Review: 'Wonder Woman' #58 Charts a Course Toward a Promising Future

A new creative team is taking the reins on DC's Wonder Woman, and while this issue only offers a [...]

A new creative team is taking the reins on DC's Wonder Woman, and while this issue only offers a small sample size, the future seems immensely bright.

Spoilers incoming for Wonder Woman #58, so if you haven't read the issue yet you've been warned.

To get you up to speed, writer G. Willow Wilson, artist Cary Nord (pencils), and Ramulo Fajardo Jr. (colors) are the new creative team in charge, and there's a lot to like in their opening salvo. These first few pages are some of the strongest visually, creatively depicting the cascading paths underneath Themyscira. Wilson's dialogue also leaves an impression here, making what would seem initially like a relatively mundane conversation into something from which a new take on Ares can emerge. It's also the first time we've heard someone call someone else a little pimple, and we're not going to forget that anytime soon.

(Photo: DC Comics)

We didn't exactly foresee Grail and Ares riffing off each other so well, and Wilson also has a solid handle on Diana and Trevor, giving us just enough of them to remind you why you should care but not so much that it slows the overall narrative down. The story really starts to pick up at this point after a somewhat slow start, but once it gets going it thankfully maintains the quicker pace without sacrificing Diana's interactions with the rest of the cast, including Etta Candy. The two characters bounce off each other extremely well here, despite disagreeing conceptually on the best way to handle this situation, and you can understand the view from either side.

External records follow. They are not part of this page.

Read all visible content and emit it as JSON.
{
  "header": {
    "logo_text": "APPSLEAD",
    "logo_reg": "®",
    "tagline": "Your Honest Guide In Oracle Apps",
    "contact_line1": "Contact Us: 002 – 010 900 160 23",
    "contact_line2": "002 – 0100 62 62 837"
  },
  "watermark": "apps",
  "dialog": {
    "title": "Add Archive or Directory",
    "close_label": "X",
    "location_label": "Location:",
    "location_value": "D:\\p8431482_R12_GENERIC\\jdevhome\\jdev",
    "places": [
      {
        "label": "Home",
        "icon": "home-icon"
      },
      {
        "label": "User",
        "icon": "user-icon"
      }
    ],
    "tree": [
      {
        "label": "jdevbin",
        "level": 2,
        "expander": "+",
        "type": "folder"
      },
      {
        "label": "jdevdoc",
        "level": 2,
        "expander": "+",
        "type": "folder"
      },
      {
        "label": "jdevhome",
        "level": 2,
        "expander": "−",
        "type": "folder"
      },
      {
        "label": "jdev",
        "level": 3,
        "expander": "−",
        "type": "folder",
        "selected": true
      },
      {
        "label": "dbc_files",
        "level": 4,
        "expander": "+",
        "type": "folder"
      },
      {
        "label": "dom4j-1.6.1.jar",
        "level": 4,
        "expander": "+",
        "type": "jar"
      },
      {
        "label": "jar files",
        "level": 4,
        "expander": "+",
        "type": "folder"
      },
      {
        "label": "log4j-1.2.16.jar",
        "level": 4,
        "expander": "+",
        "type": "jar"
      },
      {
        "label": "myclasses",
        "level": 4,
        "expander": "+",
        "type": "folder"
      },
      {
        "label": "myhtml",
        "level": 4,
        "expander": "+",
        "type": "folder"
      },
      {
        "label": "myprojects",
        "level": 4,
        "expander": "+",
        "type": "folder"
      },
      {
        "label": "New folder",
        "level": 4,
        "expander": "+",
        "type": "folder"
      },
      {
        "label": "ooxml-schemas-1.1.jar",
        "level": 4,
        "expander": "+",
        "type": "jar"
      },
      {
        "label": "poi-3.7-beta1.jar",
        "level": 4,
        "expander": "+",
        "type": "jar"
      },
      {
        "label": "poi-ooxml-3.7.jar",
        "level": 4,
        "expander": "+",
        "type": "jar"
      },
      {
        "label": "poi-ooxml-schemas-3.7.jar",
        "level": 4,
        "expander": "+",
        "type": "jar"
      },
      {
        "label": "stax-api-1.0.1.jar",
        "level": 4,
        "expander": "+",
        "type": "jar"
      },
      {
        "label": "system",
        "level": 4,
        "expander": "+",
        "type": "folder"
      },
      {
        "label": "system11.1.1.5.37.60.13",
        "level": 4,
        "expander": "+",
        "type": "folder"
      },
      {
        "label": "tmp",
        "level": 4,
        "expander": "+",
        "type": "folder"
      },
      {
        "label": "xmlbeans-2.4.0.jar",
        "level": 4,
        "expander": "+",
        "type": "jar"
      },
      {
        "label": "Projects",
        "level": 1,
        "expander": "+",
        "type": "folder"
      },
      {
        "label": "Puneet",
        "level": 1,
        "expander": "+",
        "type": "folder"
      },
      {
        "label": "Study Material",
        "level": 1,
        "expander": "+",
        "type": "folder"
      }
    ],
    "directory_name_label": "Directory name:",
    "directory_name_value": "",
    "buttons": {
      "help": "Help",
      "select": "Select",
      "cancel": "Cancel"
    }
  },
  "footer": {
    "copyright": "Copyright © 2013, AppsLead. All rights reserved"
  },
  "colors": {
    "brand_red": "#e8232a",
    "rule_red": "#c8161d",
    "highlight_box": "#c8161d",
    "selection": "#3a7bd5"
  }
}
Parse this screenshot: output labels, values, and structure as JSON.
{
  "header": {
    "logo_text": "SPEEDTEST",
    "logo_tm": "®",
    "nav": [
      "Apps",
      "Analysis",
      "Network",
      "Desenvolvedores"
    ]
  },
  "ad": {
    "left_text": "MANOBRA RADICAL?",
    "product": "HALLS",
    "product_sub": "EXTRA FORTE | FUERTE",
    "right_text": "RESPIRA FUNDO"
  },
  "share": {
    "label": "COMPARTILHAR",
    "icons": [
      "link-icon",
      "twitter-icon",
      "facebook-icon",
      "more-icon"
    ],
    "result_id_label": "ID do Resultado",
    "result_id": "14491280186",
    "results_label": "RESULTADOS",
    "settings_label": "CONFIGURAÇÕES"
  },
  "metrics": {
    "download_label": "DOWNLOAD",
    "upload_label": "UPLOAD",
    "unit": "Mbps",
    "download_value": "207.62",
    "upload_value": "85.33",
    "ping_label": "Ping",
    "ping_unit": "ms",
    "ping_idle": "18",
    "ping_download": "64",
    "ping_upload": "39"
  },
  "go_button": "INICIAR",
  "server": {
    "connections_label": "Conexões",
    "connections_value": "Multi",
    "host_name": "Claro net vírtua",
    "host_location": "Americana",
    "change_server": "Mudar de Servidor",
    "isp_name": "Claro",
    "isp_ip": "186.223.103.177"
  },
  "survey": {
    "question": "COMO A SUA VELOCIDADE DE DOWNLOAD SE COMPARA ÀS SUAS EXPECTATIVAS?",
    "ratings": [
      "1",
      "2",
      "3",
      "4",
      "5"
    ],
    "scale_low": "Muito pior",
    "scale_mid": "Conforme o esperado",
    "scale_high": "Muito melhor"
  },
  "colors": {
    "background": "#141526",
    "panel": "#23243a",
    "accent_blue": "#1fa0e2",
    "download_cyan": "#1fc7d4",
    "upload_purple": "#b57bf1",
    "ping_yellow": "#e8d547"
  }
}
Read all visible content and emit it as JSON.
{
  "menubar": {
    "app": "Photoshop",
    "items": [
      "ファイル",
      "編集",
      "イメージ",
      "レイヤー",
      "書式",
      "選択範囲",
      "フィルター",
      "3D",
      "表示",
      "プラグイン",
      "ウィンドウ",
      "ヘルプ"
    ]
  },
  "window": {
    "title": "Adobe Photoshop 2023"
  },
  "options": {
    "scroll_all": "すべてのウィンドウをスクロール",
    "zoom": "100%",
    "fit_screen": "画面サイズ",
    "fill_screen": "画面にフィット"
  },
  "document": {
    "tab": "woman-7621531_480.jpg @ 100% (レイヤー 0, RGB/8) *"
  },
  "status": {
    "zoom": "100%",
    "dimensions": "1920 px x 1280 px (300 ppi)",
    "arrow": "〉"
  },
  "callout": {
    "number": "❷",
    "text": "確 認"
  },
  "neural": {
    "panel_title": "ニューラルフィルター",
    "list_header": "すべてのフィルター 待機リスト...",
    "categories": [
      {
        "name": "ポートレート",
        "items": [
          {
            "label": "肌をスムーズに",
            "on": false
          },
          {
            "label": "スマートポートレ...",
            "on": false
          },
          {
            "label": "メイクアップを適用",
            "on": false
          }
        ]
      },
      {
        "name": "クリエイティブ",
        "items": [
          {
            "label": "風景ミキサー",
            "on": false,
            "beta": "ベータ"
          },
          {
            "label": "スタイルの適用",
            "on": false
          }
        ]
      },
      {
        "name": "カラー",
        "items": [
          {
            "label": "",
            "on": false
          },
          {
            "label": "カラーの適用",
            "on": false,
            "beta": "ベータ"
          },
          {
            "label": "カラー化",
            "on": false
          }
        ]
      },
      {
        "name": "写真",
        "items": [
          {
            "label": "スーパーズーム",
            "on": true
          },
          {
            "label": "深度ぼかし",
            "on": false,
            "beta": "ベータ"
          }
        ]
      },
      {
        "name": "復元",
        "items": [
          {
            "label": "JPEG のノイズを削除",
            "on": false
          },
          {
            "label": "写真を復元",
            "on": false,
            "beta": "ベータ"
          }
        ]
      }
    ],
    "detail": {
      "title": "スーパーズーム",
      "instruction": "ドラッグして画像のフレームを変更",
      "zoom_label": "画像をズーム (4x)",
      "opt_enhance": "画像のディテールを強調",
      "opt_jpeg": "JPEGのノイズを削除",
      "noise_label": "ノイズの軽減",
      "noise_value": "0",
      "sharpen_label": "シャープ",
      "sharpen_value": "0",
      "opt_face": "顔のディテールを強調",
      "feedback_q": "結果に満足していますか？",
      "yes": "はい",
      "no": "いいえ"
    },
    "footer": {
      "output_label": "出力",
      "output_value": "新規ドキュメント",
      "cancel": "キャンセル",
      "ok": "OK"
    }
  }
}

The art team has some stellar moments throughout the issue, injecting the action sequences with impact and motion, though at times Wonder Woman herself is a bit inconsistent. Throughout the book, it almost feels like you're getting several depictions of the character as opposed to one constant vision, especially when it comes to her facial expressions. She doesn't necessarily always look like the same person from panel to panel, and by issue's end you don't really have a firm grasp on who this team's Wonder Woman is, at least from a visual standpoint.

(Photo: DC Comics)

Where the art does succeed though is in the fantastical, specifically several mythological creatures that come into play later in the issue. They look just as out of place as you'd expect, and they are by far the most compelling hook for issues to come, even when compared to other hooks that are given more page space.

Speaking of that other hook, don't get us wrong about. It's one that we definitely want to see explored, especially since Ares has a history of being one-note in the wrong hands. Seeing what Wilson and Nord can do with the character has us intrigued, but some of the other subplots just have their hooks in deeper.

(Photo: DC Comics)

Wonder Woman #58 kicks things off in a new and immensely promising direction, though it's not based on any one storyline. Rather, it's the lovely and at times unexpected tapestry of stories and characters that has us so jazzed about the series' prospects. It seems this team is ready to take some chances, and we are more than ready for the ride.

Published by DC Comics

On November 14, 2018

Written by G. Willow Wilson

Drawn by Cary Nord

Inked by Mick Gray

Colored by Romulo Fajardo Jr.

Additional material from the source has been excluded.